Zhang Bei, Huang Karen, Karri Jay, O'Brien Katherine, DiTommaso Craig, Li Sheng
Department of Physical Medicine and Rehabilitation, McGovern Medical School, University of Texas Health Science Center at Houston, Houston, TX 77030, USA.
TIRR Disorders of Consciousness Program, TIRR Memorial Hermann Hospital, Houston, TX 77030, USA.
Brain Sci. 2021 May 10;11(5):608. doi: 10.3390/brainsci11050608.
Early and goal-directed management of complications and comorbidities is imperative to facilitate neurorecovery and to optimize outcomes of disorders of consciousness (DoC). This is the first large retrospective cohort study on the primary medical and neurological complications and comorbidities in persons with DoC. A total of 146 patients admitted to a specialized inpatient DoC rehabilitation program from 1 January 2014 to 31 October 2018 were included. The incidences of those conditions since their initial brain injuries were reviewed per documentation. They were categorized into reversible causes of DoC, confounders and mimics, and other medical/neurological conditions. The common complications and comorbidities included pneumonia (73.3%), pain (75.3%), pressure ulcers (70.5%), oral and limb apraxia (67.1%), urinary tract infection (69.2%), and 4-limb spasticity (52.7%). Reversible causes of DoC occurred very commonly. Conditions that may confound the diagnosis of DoC occurred at surprisingly high rates. Conditions that may be a source of pain occurred not infrequently. Among those that may diminish or confound the level of consciousness, 4.8 ± 2.0 conditions were identified per patient. In conclusion, high rates of various complications and comorbidities occurred in persons with DoC. Correcting reversible causes, identifying confounders and mimics, and managing general consequences need to be seriously considered in clinical practice.
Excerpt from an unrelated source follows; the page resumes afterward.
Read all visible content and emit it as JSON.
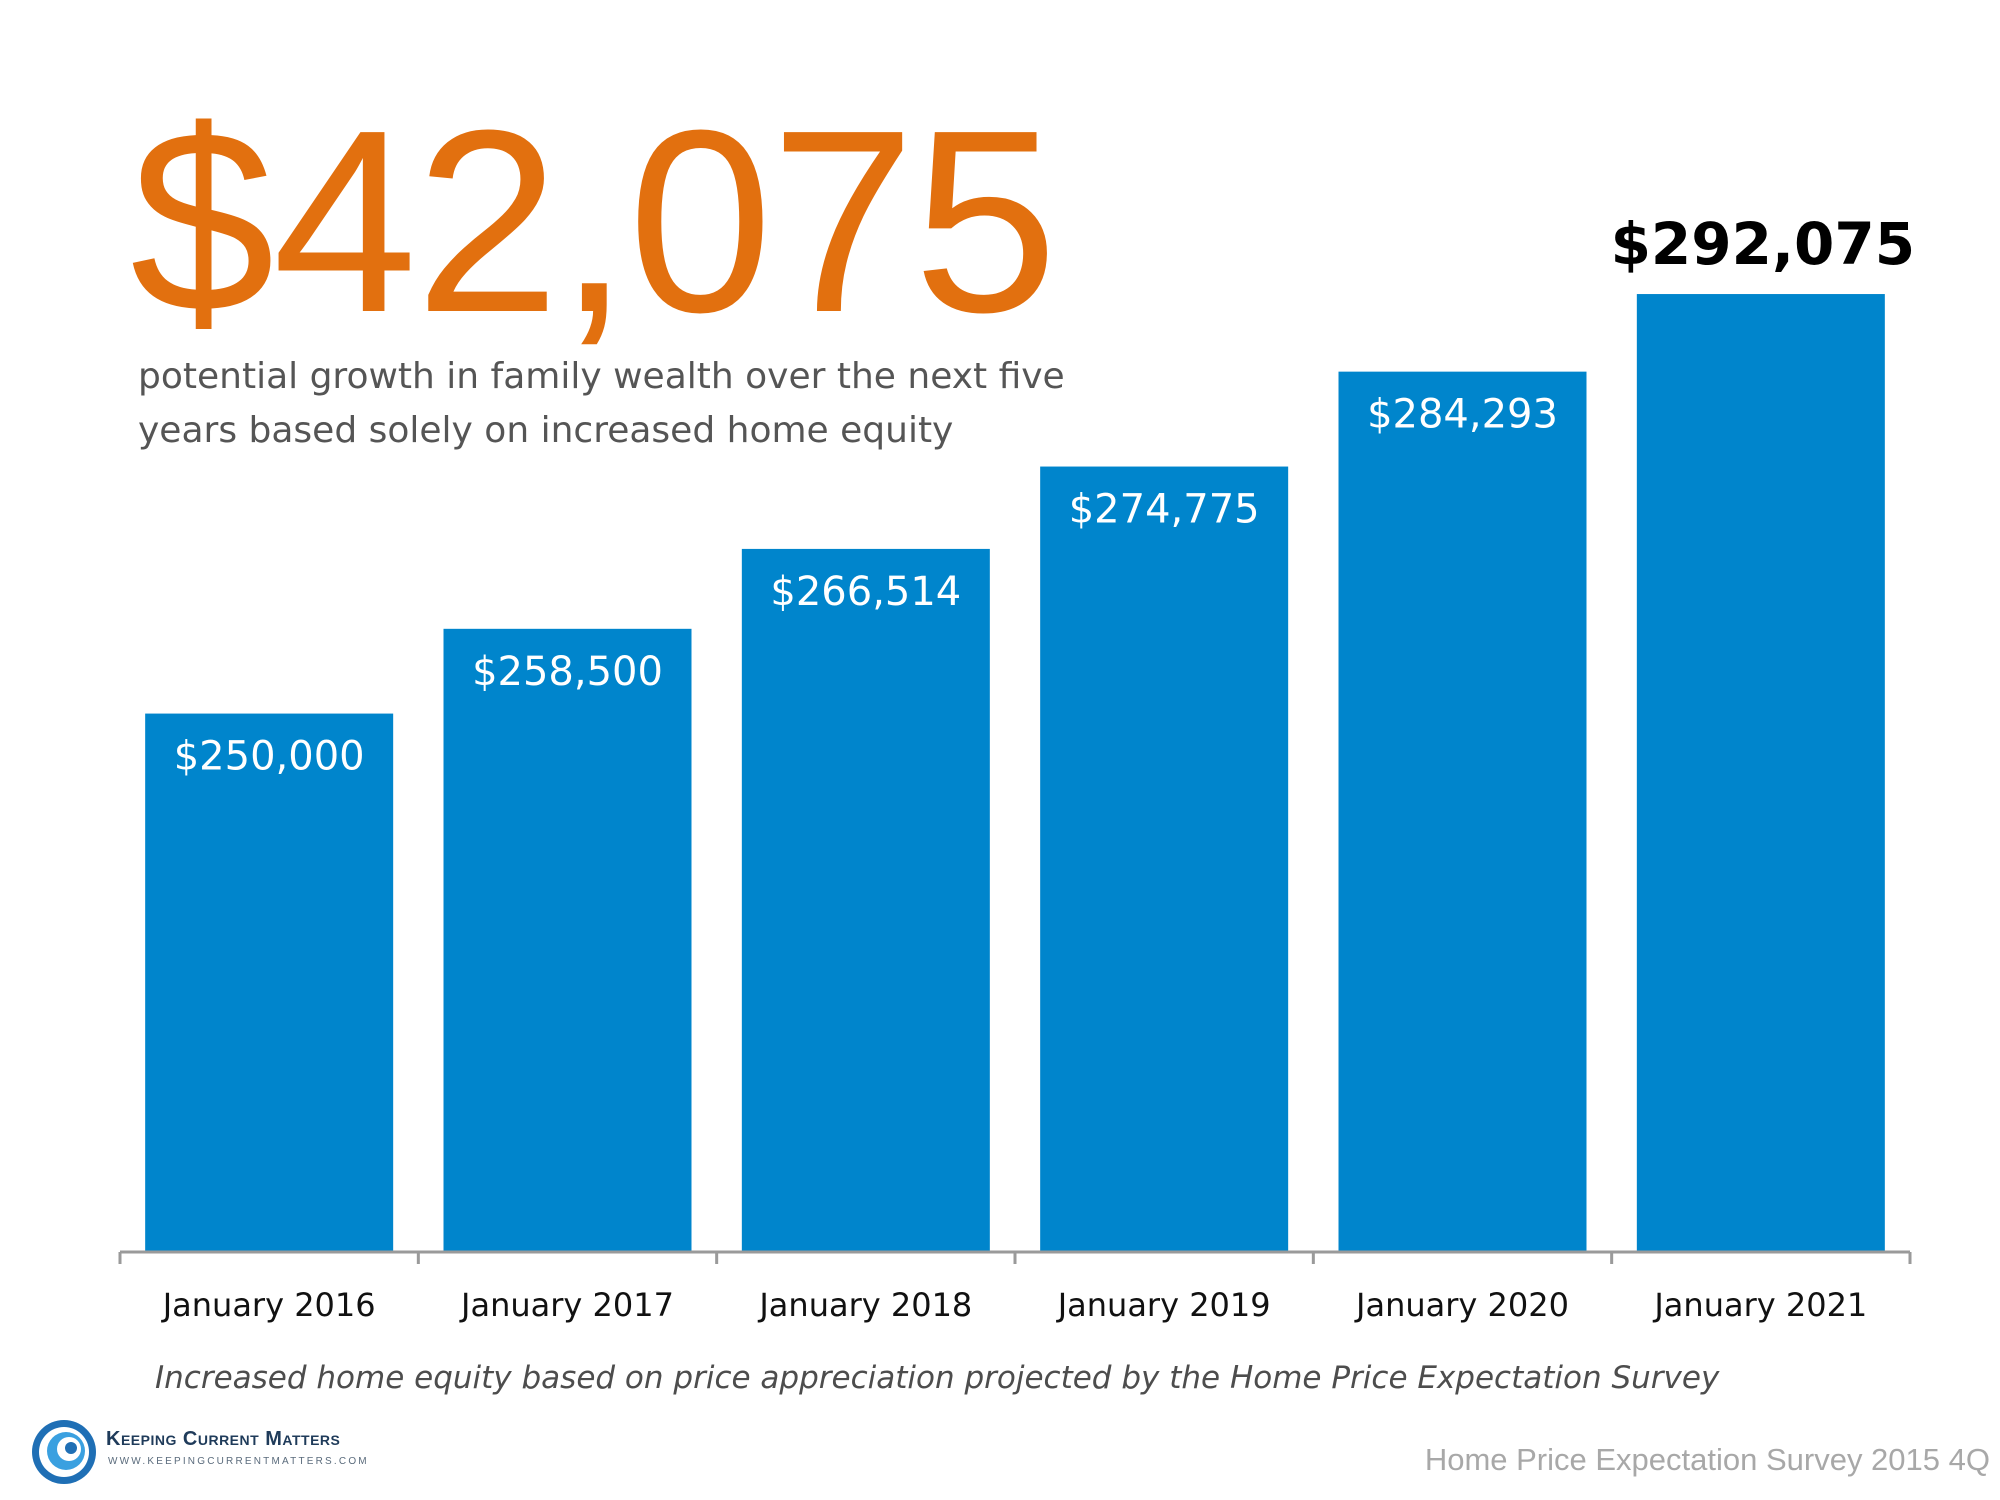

对并发症和合并症进行早期且目标导向的管理对于促进神经功能恢复以及优化意识障碍(DoC)的治疗效果至关重要。这是第一项关于DoC患者原发性医学和神经并发症及合并症的大型回顾性队列研究。纳入了2014年1月1日至2018年10月31日期间入住专门的DoC住院康复项目的146例患者。根据病历记录回顾了自初次脑损伤以来这些病症的发生率。它们被分为DoC的可逆病因、混淆因素和模仿病症,以及其他医学/神经病症。常见的并发症和合并症包括肺炎(73.3%)、疼痛(75.3%)、压疮(70.5%)、口腔和肢体失用症(67.1%)、尿路感染(69.2%)以及四肢痉挛(52.7%)。DoC的可逆病因非常常见。可能混淆DoC诊断的病症发生率惊人地高。可能是疼痛来源的病症也不少见。在那些可能降低或混淆意识水平的病症中,每位患者识别出4.8±2.0种病症。总之,DoC患者中各种并发症和合并症的发生率很高。在临床实践中需要认真考虑纠正可逆病因、识别混淆因素和模仿病症以及处理一般后果。